The aforementioned New York Times, we're led to believe, is edited by an unwashed band of granola chomping tree huggers. However, those same pinko publishers chose, this summer, to publish an essay-essentially a 2400-word assault-by restaurant critic, Frank Bruni, entitled "Life in the Fast-Food Lane."
Food snob Bruni, it seems, had taken to the road "to size up and single out the best fast food from familiar national chains, relatively unfamiliar regional chains and tiny local chains I had never encountered." Calling this the "culinary road less traveled," Bruni is quick to remind us that despite this jaunt, he's more accustomed to consuming "veal sweetbreads and duck liver pà te'."

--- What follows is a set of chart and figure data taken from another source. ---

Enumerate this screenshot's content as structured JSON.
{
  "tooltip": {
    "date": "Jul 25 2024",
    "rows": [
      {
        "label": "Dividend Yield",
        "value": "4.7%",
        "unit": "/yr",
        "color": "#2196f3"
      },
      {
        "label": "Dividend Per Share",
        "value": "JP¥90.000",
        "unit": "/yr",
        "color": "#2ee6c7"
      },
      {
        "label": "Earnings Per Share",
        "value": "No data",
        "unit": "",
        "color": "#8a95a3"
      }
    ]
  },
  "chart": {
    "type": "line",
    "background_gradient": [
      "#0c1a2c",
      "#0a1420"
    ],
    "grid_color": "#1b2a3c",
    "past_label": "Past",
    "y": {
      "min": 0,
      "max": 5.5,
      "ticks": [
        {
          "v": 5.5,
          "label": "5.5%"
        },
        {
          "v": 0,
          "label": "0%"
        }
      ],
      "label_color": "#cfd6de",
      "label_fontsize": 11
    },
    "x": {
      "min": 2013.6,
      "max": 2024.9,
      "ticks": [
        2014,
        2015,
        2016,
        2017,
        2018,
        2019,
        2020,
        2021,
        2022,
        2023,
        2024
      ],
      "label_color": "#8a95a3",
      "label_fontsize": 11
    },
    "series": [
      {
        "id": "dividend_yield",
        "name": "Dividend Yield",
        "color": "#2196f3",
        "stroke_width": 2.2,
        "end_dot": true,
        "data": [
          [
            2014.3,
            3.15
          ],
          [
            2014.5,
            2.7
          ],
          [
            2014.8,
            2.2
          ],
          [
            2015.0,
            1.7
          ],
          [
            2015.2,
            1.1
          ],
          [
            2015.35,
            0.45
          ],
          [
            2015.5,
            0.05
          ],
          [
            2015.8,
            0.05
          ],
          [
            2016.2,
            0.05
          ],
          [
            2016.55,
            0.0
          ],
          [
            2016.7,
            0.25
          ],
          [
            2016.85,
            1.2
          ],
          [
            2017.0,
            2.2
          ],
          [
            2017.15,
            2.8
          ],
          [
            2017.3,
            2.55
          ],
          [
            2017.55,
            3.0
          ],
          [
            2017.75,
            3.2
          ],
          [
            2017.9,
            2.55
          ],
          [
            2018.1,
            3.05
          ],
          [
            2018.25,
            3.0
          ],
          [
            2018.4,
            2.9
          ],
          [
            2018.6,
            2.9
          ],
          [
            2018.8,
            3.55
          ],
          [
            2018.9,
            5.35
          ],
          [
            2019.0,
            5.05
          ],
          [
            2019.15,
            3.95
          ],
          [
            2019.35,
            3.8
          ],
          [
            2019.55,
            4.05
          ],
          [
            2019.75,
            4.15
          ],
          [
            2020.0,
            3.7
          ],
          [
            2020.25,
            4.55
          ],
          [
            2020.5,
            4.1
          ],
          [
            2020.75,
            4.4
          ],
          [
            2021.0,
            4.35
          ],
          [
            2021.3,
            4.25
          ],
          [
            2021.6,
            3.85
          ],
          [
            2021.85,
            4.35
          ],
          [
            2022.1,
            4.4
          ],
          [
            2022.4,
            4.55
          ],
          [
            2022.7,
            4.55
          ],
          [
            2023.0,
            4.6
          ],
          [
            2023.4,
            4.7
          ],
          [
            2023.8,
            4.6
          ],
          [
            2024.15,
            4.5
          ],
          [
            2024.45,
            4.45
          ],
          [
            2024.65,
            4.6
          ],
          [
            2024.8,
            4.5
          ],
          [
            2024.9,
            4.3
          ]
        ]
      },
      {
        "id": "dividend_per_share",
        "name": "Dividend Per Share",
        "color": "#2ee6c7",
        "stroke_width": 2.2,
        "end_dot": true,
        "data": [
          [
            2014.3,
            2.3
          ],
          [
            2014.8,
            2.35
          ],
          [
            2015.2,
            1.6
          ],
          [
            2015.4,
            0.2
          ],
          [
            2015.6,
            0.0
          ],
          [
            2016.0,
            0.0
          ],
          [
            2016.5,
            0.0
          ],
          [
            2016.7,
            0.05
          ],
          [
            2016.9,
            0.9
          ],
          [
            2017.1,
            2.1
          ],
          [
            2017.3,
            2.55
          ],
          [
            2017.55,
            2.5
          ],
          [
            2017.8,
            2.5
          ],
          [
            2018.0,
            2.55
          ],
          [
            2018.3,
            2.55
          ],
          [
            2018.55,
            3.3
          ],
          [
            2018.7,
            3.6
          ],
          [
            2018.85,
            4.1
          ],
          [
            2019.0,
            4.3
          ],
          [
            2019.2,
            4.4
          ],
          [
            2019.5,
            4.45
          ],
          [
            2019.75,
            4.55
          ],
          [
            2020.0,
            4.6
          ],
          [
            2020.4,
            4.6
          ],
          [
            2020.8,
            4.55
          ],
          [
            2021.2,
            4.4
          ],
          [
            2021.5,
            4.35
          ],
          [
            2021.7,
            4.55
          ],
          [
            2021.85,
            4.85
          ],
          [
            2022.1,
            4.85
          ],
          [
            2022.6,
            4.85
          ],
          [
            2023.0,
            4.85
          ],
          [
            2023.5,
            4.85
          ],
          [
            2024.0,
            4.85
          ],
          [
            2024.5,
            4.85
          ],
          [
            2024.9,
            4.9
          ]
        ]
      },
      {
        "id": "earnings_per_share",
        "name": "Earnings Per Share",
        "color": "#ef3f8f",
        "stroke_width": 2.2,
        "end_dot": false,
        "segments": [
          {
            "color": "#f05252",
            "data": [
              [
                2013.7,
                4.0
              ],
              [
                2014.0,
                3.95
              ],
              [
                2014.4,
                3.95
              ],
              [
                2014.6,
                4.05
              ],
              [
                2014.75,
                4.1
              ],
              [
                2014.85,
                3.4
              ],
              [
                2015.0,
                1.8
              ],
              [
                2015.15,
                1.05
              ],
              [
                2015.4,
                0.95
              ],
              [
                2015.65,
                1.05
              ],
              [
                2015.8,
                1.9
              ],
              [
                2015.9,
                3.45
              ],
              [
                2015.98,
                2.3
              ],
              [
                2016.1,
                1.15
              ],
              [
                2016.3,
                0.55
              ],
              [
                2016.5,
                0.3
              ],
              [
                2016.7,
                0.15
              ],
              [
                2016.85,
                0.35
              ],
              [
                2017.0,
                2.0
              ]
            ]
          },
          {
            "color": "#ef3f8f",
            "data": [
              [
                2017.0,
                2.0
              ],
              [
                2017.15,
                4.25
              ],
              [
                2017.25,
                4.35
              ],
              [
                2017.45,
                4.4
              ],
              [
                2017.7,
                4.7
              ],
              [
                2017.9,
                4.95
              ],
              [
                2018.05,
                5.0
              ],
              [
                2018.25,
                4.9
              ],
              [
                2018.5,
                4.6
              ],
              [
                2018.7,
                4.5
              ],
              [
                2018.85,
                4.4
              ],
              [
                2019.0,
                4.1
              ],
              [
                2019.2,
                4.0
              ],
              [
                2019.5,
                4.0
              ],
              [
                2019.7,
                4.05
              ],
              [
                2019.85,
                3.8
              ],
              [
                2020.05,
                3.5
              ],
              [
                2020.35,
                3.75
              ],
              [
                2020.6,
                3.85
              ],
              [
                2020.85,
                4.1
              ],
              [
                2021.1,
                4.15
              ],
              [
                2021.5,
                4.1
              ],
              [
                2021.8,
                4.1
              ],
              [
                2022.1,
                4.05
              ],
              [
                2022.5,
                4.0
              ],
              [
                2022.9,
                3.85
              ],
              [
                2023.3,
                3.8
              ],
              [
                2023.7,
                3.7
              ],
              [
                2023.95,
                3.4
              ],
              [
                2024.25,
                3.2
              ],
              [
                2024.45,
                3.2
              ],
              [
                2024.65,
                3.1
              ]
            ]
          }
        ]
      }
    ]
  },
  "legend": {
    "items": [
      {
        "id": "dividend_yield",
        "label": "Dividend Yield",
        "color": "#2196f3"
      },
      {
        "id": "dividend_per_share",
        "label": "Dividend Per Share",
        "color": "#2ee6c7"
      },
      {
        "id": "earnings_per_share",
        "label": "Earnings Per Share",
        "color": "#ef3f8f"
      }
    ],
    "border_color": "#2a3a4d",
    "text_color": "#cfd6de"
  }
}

Let's stop there. If there were even a shred of truth in the Times' liberal reputation, any discussion of veal and duck liver pà te' would serve to expose the unspeakable cruelty behind such alleged delicacies. Instead, we have the pretentious Bruni slumming, in order to discover enduring truths like this: "Flame, or at least a suggestion of grilling or broiling, matters. That's a principal reason a Whopper bested a Big Mac, cooked on a griddle. It's why the new roster of one-third-pound charbroiled Thickburgers at Hardee's tasted better than the steamed slivers at Krystal, a White Castle analogue in the South."
The lesson for Bruni: "On the right road, with the right company, there may well be as much satisfaction at the low end of dining as there is at the high end."
The lesson for the rest of us: The media is as liberal or conservative as the corporations that own it.